Monday, September 01, 2014

My accent

I think I speak newscaster, the neutral American based on the heart of the Midwest (Kansas, Nebraska, Iowa), with a few mid-Atlantic borrowings (the yod: news is /nyooz/), both because of Anglophilia — American Anglo-Catholicism's middle name — and people in England actually telling me to do them (tube: "John, say /tyoob/, not /toob/"). So... mid-century newscaster. But a South Philly guy, who spoke neutral American, not Fluffyan, once told me I sound like the Beach Boys. Nah. I've been here on and off for 30 years, so even though I don't have a local accent ("Youse want hoagies from Wawa?"), I'm entirely an East Coast person.

No "like" ("And I was, like"), no surfer tone (the boys' version of Valley Girl), no '80s and later vocal tics, etc. Because I'm old enough not to have them.


  1. I'm from near the St. Louis area and I was raised to say "sodee" instead of soda or pop, and to say "worsh" instead of "wash". And to this day, if I don't watch it, I say "dere" instead "there."

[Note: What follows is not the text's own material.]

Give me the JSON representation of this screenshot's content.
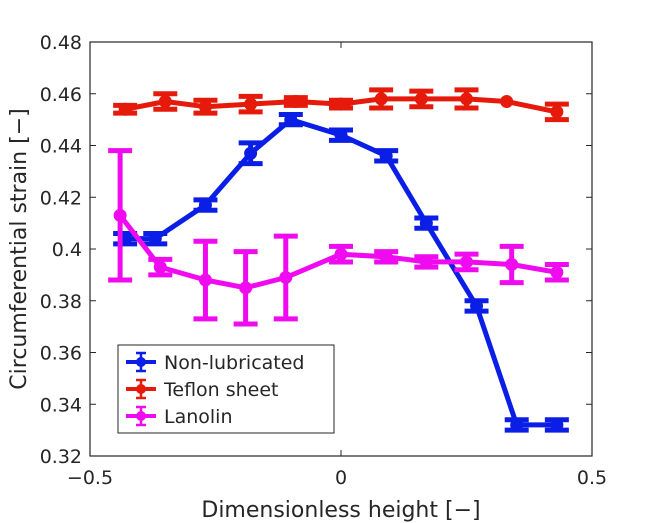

    1. As you know, the first two sound Southern, Missouri arguably being part of the border South (while Kansas is not, interestingly — I was in greater Kansas City for four years; KCMO's not Southern but St. Louis arguably is); the last sounds like it came from German immigrants (brewers at Anheuser Busch). Hungarians pronounce "there" as /dere/ too.

    2. There were a lot of Hungarians in my hometown.